While both events are the highest of high-profile, must-watch sporting events, the opportunities presented to advertisers differ greatly. The odds of the investment in a Super Bowl spot generating changes in perceptions and purchase intentions for the advertised brand are less than one in four. There are several reasons for this, not the least of which is a direct outcome of the pressure advertisers feel to make a huge splash from a single exposure. Many marketers try too hard to entertain, forgetting that the narrative of the commercial must in some way elevate the brand.
The audience dynamics for the Super Bowl also contribute to the pressure. While both Super Bowl and Olympics viewers are highly engaged, the Super Bowl mindset is more about challenge – my team vs. your team. This, along with the advertiser-generated hype around the commercials creates a sense of challenge around the commercials as well – “I, the viewer, challenge you, the advertiser to entertain me more than the other commercials, to force me to watch and talk about your commercial.”

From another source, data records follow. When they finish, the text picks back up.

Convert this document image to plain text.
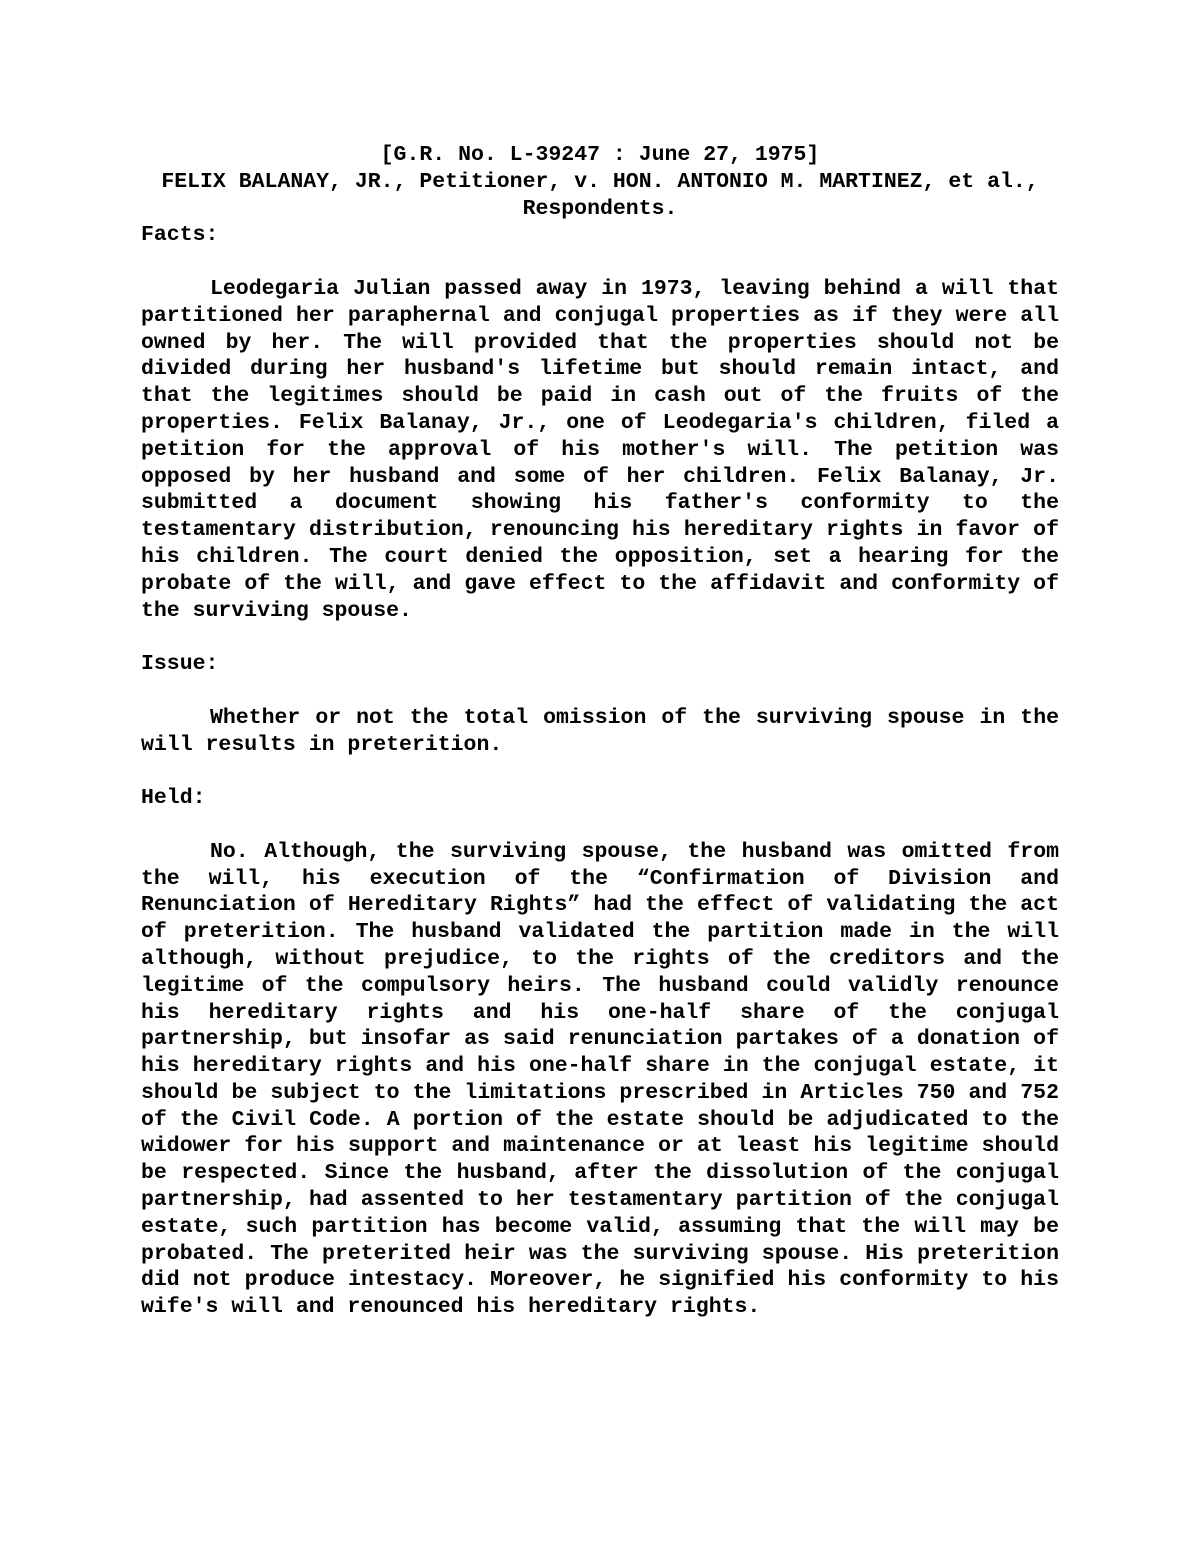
[G.R. No. L-39247 : June 27, 1975]
FELIX BALANAY, JR., Petitioner, v. HON. ANTONIO M. MARTINEZ, et al., Respondents.

Facts:

Leodegaria Julian passed away in 1973, leaving behind a will that partitioned her paraphernal and conjugal properties as if they were all owned by her. The will provided that the properties should not be divided during her husband's lifetime but should remain intact, and that the legitimes should be paid in cash out of the fruits of the properties. Felix Balanay, Jr., one of Leodegaria's children, filed a petition for the approval of his mother's will. The petition was opposed by her husband and some of her children. Felix Balanay, Jr. submitted a document showing his father's conformity to the testamentary distribution, renouncing his hereditary rights in favor of his children. The court denied the opposition, set a hearing for the probate of the will, and gave effect to the affidavit and conformity of the surviving spouse.

Issue:

Whether or not the total omission of the surviving spouse in the will results in preterition.

Held:

No. Although, the surviving spouse, the husband was omitted from the will, his execution of the “Confirmation of Division and Renunciation of Hereditary Rights” had the effect of validating the act of preterition. The husband validated the partition made in the will although, without prejudice, to the rights of the creditors and the legitime of the compulsory heirs. The husband could validly renounce his hereditary rights and his one-half share of the conjugal partnership, but insofar as said renunciation partakes of a donation of his hereditary rights and his one-half share in the conjugal estate, it should be subject to the limitations prescribed in Articles 750 and 752 of the Civil Code. A portion of the estate should be adjudicated to the widower for his support and maintenance or at least his legitime should be respected. Since the husband, after the dissolution of the conjugal partnership, had assented to her testamentary partition of the conjugal estate, such partition has become valid, assuming that the will may be probated. The preterited heir was the surviving spouse. His preterition did not produce intestacy. Moreover, he signified his conformity to his wife's will and renounced his hereditary rights.
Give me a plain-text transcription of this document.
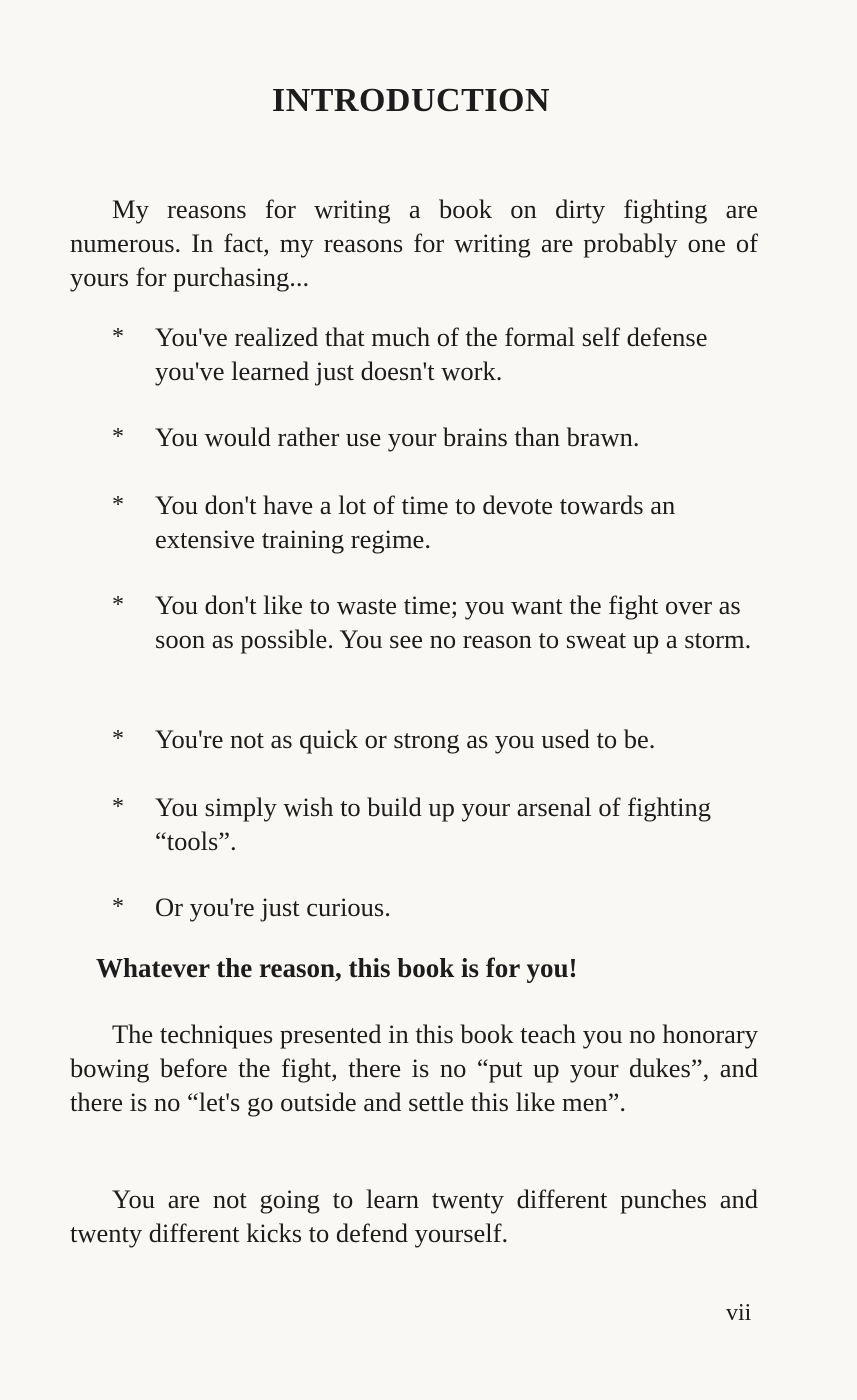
INTRODUCTION

My reasons for writing a book on dirty fighting are numerous. In fact, my reasons for writing are probably one of yours for purchasing...

*	You've realized that much of the formal self defense you've learned just doesn't work.
*	You would rather use your brains than brawn.
*	You don't have a lot of time to devote towards an extensive training regime.
*	You don't like to waste time; you want the fight over as soon as possible. You see no reason to sweat up a storm.
*	You're not as quick or strong as you used to be.
*	You simply wish to build up your arsenal of fighting “tools”.
*	Or you're just curious.

Whatever the reason, this book is for you!

The techniques presented in this book teach you no honorary bowing before the fight, there is no “put up your dukes”, and there is no “let's go outside and settle this like men”.

You are not going to learn twenty different punches and twenty different kicks to defend yourself.

vii
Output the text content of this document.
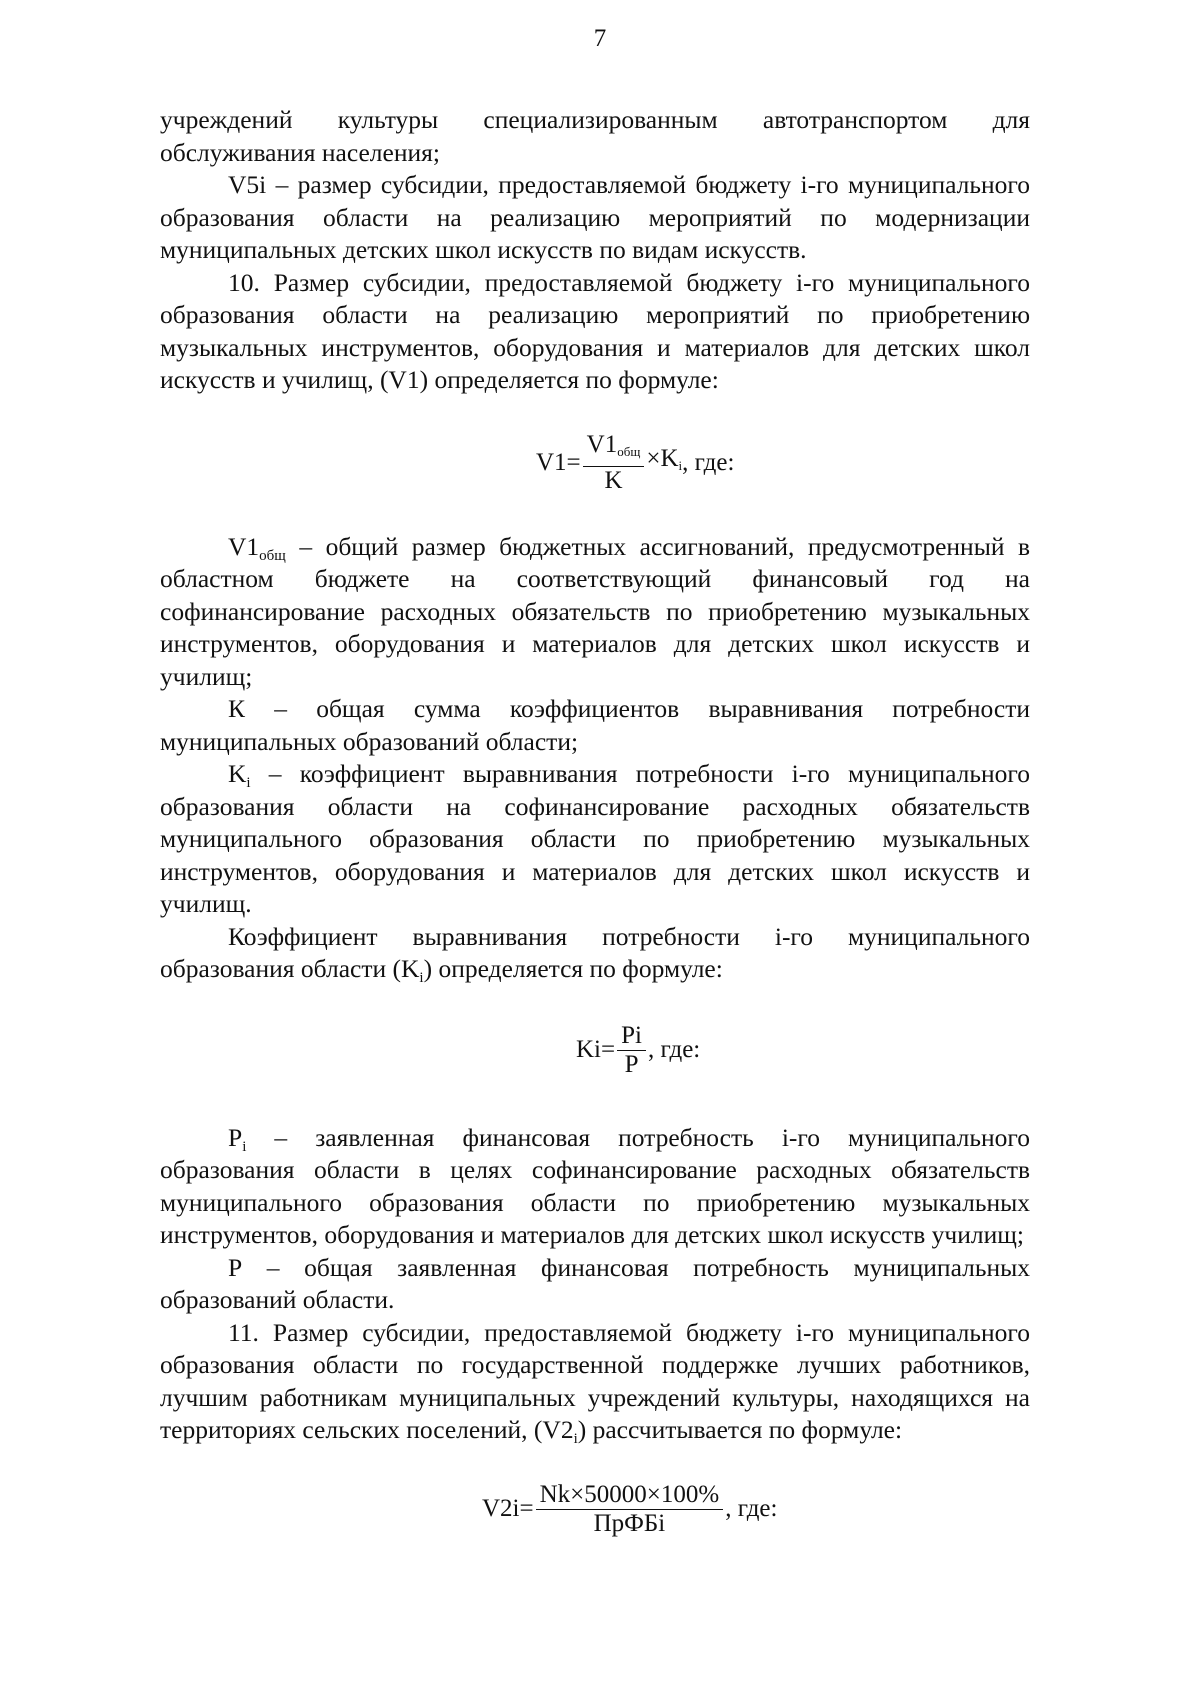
7

учреждений культуры специализированным автотранспортом для обслуживания населения;

V5i – размер субсидии, предоставляемой бюджету i-го муниципального образования области на реализацию мероприятий по модернизации муниципальных детских школ искусств по видам искусств.

10. Размер субсидии, предоставляемой бюджету i-го муниципального образования области на реализацию мероприятий по приобретению музыкальных инструментов, оборудования и материалов для детских школ искусств и училищ, (V1) определяется по формуле:

$V1= \frac{\text{V1общ}}{K} \times Ki$ , где:

$V1_{общ}$ – общий размер бюджетных ассигнований, предусмотренный в областном бюджете на соответствующий финансовый год на софинансирование расходных обязательств по приобретению музыкальных инструментов, оборудования и материалов для детских школ искусств и училищ;

К – общая сумма коэффициентов выравнивания потребности муниципальных образований области;

$K_i$ – коэффициент выравнивания потребности i-го муниципального образования области на софинансирование расходных обязательств муниципального образования области по приобретению музыкальных инструментов, оборудования и материалов для детских школ искусств и училищ.

Коэффициент выравнивания потребности i-го муниципального образования области $(K_i)$ определяется по формуле:

$Ki= \frac{Pi}{P}$ , где:

$P_i$ – заявленная финансовая потребность i-го муниципального образования области в целях софинансирование расходных обязательств муниципального образования области по приобретению музыкальных инструментов, оборудования и материалов для детских школ искусств училищ;

Р – общая заявленная финансовая потребность муниципальных образований области.

11. Размер субсидии, предоставляемой бюджету i-го муниципального образования области по государственной поддержке лучших работников, лучшим работникам муниципальных учреждений культуры, находящихся на территориях сельских поселений, $(V2_i)$ рассчитывается по формуле:

$V2i= \frac{Nk\times 50000\times 100\%}{\text{ПрФБi}}$ , где:
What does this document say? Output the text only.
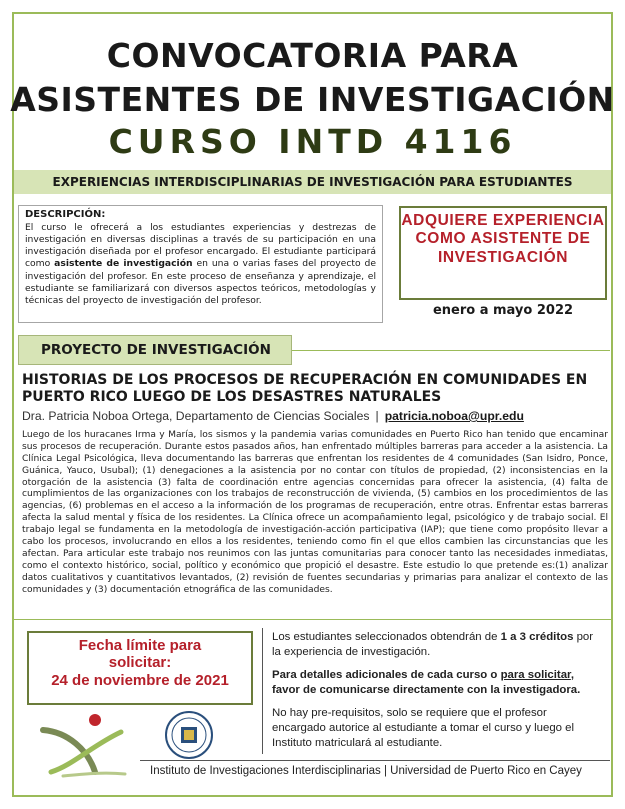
CONVOCATORIA PARA
ASISTENTES DE INVESTIGACIÓN
CURSO INTD 4116
EXPERIENCIAS INTERDISCIPLINARIAS DE INVESTIGACIÓN PARA ESTUDIANTES
DESCRIPCIÓN:
El curso le ofrecerá a los estudiantes experiencias y destrezas de investigación en diversas disciplinas a través de su participación en una investigación diseñada por el profesor encargado. El estudiante participará como asistente de investigación en una o varias fases del proyecto de investigación del profesor. En este proceso de enseñanza y aprendizaje, el estudiante se familiarizará con diversos aspectos teóricos, metodologías y técnicas del proyecto de investigación del profesor.
ADQUIERE EXPERIENCIA COMO ASISTENTE DE INVESTIGACIÓN
enero a mayo 2022
PROYECTO DE INVESTIGACIÓN
HISTORIAS DE LOS PROCESOS DE RECUPERACIÓN EN COMUNIDADES EN PUERTO RICO LUEGO DE LOS DESASTRES NATURALES
Dra. Patricia Noboa Ortega, Departamento de Ciencias Sociales | patricia.noboa@upr.edu
Luego de los huracanes Irma y María, los sismos y la pandemia varias comunidades en Puerto Rico han tenido que encaminar sus procesos de recuperación. Durante estos pasados años, han enfrentado múltiples barreras para acceder a la asistencia. La Clínica Legal Psicológica, lleva documentando las barreras que enfrentan los residentes de 4 comunidades (San Isidro, Ponce, Guánica, Yauco, Usubal); (1) denegaciones a la asistencia por no contar con títulos de propiedad, (2) inconsistencias en la otorgación de la asistencia (3) falta de coordinación entre agencias concernidas para ofrecer la asistencia, (4) falta de cumplimientos de las organizaciones con los trabajos de reconstrucción de vivienda, (5) cambios en los procedimientos de las agencias, (6) problemas en el acceso a la información de los programas de recuperación, entre otras. Enfrentar estas barreras afecta la salud mental y física de los residentes. La Clínica ofrece un acompañamiento legal, psicológico y de trabajo social. El trabajo legal se fundamenta en la metodología de investigación-acción participativa (IAP); que tiene como propósito llevar a cabo los procesos, involucrando en ellos a los residentes, teniendo como fin el que ellos cambien las circunstancias que les afectan. Para articular este trabajo nos reunimos con las juntas comunitarias para conocer tanto las necesidades inmediatas, como el contexto histórico, social, político y económico que propició el desastre. Este estudio lo que pretende es:(1) analizar datos cualitativos y cuantitativos levantados, (2) revisión de fuentes secundarias y primarias para analizar el contexto de las comunidades y (3) documentación etnográfica de las comunidades.
Fecha límite para
solicitar:
24 de noviembre de 2021

Los estudiantes seleccionados obtendrán de 1 a 3 créditos por la experiencia de investigación.

Para detalles adicionales de cada curso o para solicitar, favor de comunicarse directamente con la investigadora.

No hay pre-requisitos, solo se requiere que el profesor encargado autorice al estudiante a tomar el curso y luego el Instituto matriculará al estudiante.

Instituto de Investigaciones Interdisciplinarias | Universidad de Puerto Rico en Cayey
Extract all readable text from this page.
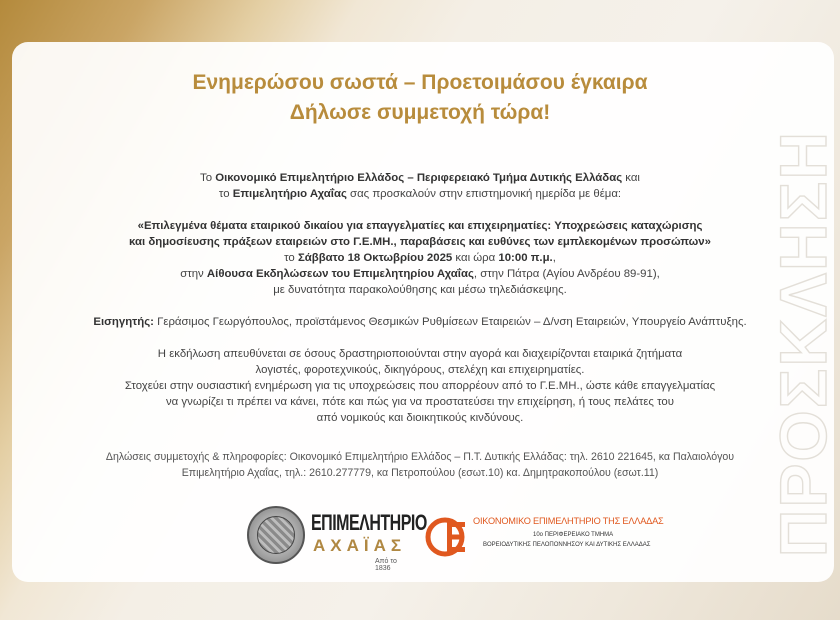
ΠΡΟΣΚΛΗΣΗ
Ενημερώσου σωστά – Προετοιμάσου έγκαιρα
Δήλωσε συμμετοχή τώρα!

Το Οικονομικό Επιμελητήριο Ελλάδος – Περιφερειακό Τμήμα Δυτικής Ελλάδας και

το Επιμελητήριο Αχαΐας σας προσκαλούν στην επιστημονική ημερίδα με θέμα:

«Επιλεγμένα θέματα εταιρικού δικαίου για επαγγελματίες και επιχειρηματίες: Υποχρεώσεις καταχώρισης

και δημοσίευσης πράξεων εταιρειών στο Γ.Ε.ΜΗ., παραβάσεις και ευθύνες των εμπλεκομένων προσώπων»

το Σάββατο 18 Οκτωβρίου 2025 και ώρα 10:00 π.μ.,

στην Αίθουσα Εκδηλώσεων του Επιμελητηρίου Αχαΐας, στην Πάτρα (Αγίου Ανδρέου 89-91),

με δυνατότητα παρακολούθησης και μέσω τηλεδιάσκεψης.

Εισηγητής: Γεράσιμος Γεωργόπουλος, προϊστάμενος Θεσμικών Ρυθμίσεων Εταιρειών – Δ/νση Εταιρειών, Υπουργείο Ανάπτυξης.

Η εκδήλωση απευθύνεται σε όσους δραστηριοποιούνται στην αγορά και διαχειρίζονται εταιρικά ζητήματα

λογιστές, φοροτεχνικούς, δικηγόρους, στελέχη και επιχειρηματίες.

Στοχεύει στην ουσιαστική ενημέρωση για τις υποχρεώσεις που απορρέουν από το Γ.Ε.ΜΗ., ώστε κάθε επαγγελματίας

να γνωρίζει τι πρέπει να κάνει, πότε και πώς για να προστατεύσει την επιχείρηση, ή τους πελάτες του

από νομικούς και διοικητικούς κινδύνους.

Δηλώσεις συμμετοχής & πληροφορίες: Οικονομικό Επιμελητήριο Ελλάδος – Π.Τ. Δυτικής Ελλάδας: τηλ. 2610 221645, κα Παλαιολόγου
Επιμελητήριο Αχαΐας, τηλ.: 2610.277779, κα Πετροπούλου (εσωτ.10) κα. Δημητρακοπούλου (εσωτ.11)
ΕΠΙΜΕΛΗΤΗΡΙΟ
ΑΧΑΪΑΣ
Από το 1836
ΟΙΚΟΝΟΜΙΚΟ ΕΠΙΜΕΛΗΤΗΡΙΟ ΤΗΣ ΕΛΛΑΔΑΣ
10ο ΠΕΡΙΦΕΡΕΙΑΚΟ ΤΜΗΜΑ
ΒΟΡΕΙΟΔΥΤΙΚΗΣ ΠΕΛΟΠΟΝΝΗΣΟΥ ΚΑΙ ΔΥΤΙΚΗΣ ΕΛΛΑΔΑΣ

Increasingly, advertisers attempt to both draw greater attention to their spot and to lengthen the selling window by using social media before, during and after the game. However, the advertisers who score biggest in terms of generating buzz (think Budweiser) aren’t always the ones that boost brand sales. In fact, the Super Bowl tends to pay off in a bigger way for brands that have news than those that are more established and have nothing new to announce.
The Olympics differ in part because the selling window is open for much longer. The over two week span between the opening and closing ceremonies enables advertisers to build a storyline across a number of different executions, including social media, facilitating the development of a deeper relationship with the consumer. We know that consumers who see multiple executions for a brand are more likely to be persuaded than those who engage with just one message. Seeing multiple ad executions that all include common elements also helps to build brand linkage – without which an advertiser cannot hope to build the brand.
The audience dynamics for the Olympics are also vastly different than those of the Super Bowl. While also a competition, the Olympics elicit a stronger positive set of emotions, including pride of Country and provide more of a bonding experience for viewers. We all cheer for that young gymnast whose story we’ve heard, or that swimmer who we hope will break another world’s record. Astute advertisers tap into this, with commercials and campaigns that entice us to bond with the brand.
Of course, either venue can be used to good effect, generating not only strong buzz but also great ROI. On the surface, the differences between the two events suggest that advertisers with a big announcement to make opt for the Super Bowl, and advertisers who desire to strengthen brand affinity look towards an Olympic style event. Fortunately for those with sufficiently deep pockets to consider this type of investment, the 2016 timing – unlike the winter of 2014 – has these two landmark events separated by half a year. We will see many more advertisers in 2016 who participate in both – and we’ll see which event pays off better for those who do.